Video of the play, and reaction from both Rivers and Phil Jackson, follows below.
Now, Rivers was clearly on the court while the play was still going on, before the referee saw him signaling and whistled the play dead. But the referees allowed it, and it ended up being a big play, because the Celtics retained possession of the ball, extended their lead to seven on their next trip down the floor and robbed the Lakers of one more chance to get it back down to a one-possession game.
"I guess it was big," Rivers said of his timeout sprint after the game. "We had one second left. You know, I'm glad they saw me.
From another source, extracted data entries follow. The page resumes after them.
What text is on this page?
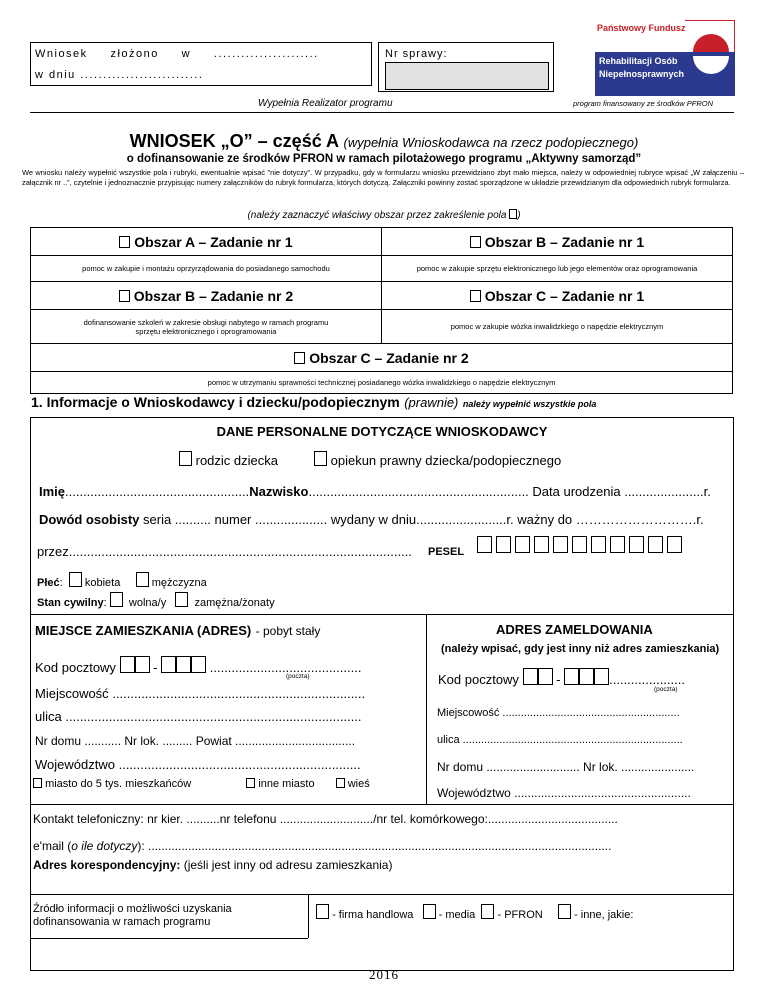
Wniosek     złożono     w     .......................
w dniu ...........................
Nr sprawy:
Wypełnia Realizator programu
Państwowy Fundusz
Rehabilitacji Osób
Niepełnosprawnych
program finansowany ze środków PFRON
WNIOSEK „O” – część A (wypełnia Wnioskodawca na rzecz podopiecznego)
o dofinansowanie ze środków PFRON w ramach pilotażowego programu „Aktywny samorząd”
We wniosku należy wypełnić wszystkie pola i rubryki, ewentualnie wpisać "nie dotyczy". W przypadku, gdy w formularzu wniosku przewidziano zbyt mało miejsca, należy w odpowiedniej rubryce wpisać „W załączeniu – załącznik nr ..”, czytelnie i jednoznacznie przypisując numery załączników do rubryk formularza, których dotyczą. Załączniki powinny zostać sporządzone w układzie przewidzianym dla odpowiednich rubryk formularza.
(należy zaznaczyć właściwy obszar przez zakreślenie pola )
Obszar A – Zadanie nr 1	Obszar B – Zadanie nr 1
pomoc w zakupie i montażu oprzyrządowania do posiadanego samochodu	pomoc w zakupie sprzętu elektronicznego lub jego elementów oraz oprogramowania
Obszar B – Zadanie nr 2	Obszar C – Zadanie nr 1
dofinansowanie szkoleń w zakresie obsługi nabytego w ramach programu sprzętu elektronicznego i oprogramowania	pomoc w zakupie wózka inwalidzkiego o napędzie elektrycznym
Obszar C – Zadanie nr 2	
pomoc w utrzymaniu sprawności technicznej posiadanego wózka inwalidzkiego o napędzie elektrycznym	
1. Informacje o Wnioskodawcy i dziecku/podopiecznym (prawnie) należy wypełnić wszystkie pola
DANE PERSONALNE DOTYCZĄCE WNIOSKODAWCY
rodzic dziecka	opiekun prawny dziecka/podopiecznego
Imię...................................................Nazwisko............................................................. Data urodzenia ......................r.
Dowód osobisty seria .......... numer .................... wydany w dniu.........................r. ważny do ……………………….r.
przez............................................................................................... PESEL
Płeć:   kobieta	mężczyzna
Stan cywilny:   wolna/y	zamężna/żonaty
MIEJSCE ZAMIESZKANIA (ADRES) - pobyt stały	ADRES ZAMELDOWANIA
(należy wpisać, gdy jest inny niż adres zamieszkania)
Kod pocztowy	-	..........................................
(poczta)	Kod pocztowy	-	.....................
(poczta)
Miejscowość ......................................................................
Miejscowość ..........................................................
ulica ..................................................................................
ulica ........................................................................
Nr domu ........... Nr lok. ......... Powiat ....................................
Nr domu ............................ Nr lok. ......................
Województwo ...................................................................
Województwo .....................................................
miasto do 5 tys. mieszkańców	inne miasto	wieś
Kontakt telefoniczny: nr kier. ..........nr telefonu ............................/nr tel. komórkowego:.......................................
e'mail (o ile dotyczy): ...........................................................................................................................................
Adres korespondencyjny: (jeśli jest inny od adresu zamieszkania)
Źródło informacji o możliwości uzyskania dofinansowania w ramach programu
- firma handlowa - media - PFRON	- inne, jakie:
2016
I don't think they had a choice but to see me -- I was past them."
Ray Allen, who led all scorers with 32 points and set an NBA Finals record by hitting eight three-pointers in the game, said that he and his teammates got a good laugh out of it.
"He claimed that he's in shape, and when he ran out there we told him he looked like he wasn't in shape," Allen said. "But he made it out there, so it definitely got us an extra possession."
Lakers coach Phil Jackson wasn't even sure that what Rivers did was legal under the rules.
"I don't know if you can do that or not," Jackson said. "I don't think that's legal, to get on the floor. I think coaches have to stay on the sideline. They're not supposed to be on the floor. It's like he was shot out of a starter's block."
Legal or not, the play was allowed. And besides the fact that it prevented the Lakers from getting a second chance at cutting into what was at the time a five-point lead, Rivers thought that the comedy of the moment might have been good for his team's mental state as they were preparing to send the series back to Boston with home court advantage now in their favor.
"The guys got a kick out of that," Rivers said. "You know, it was funny. As big as that little moment was, I actually thought that the bigger moment was all the players laughing at me and it allowed them to breathe a little bit, and I thought that helped us."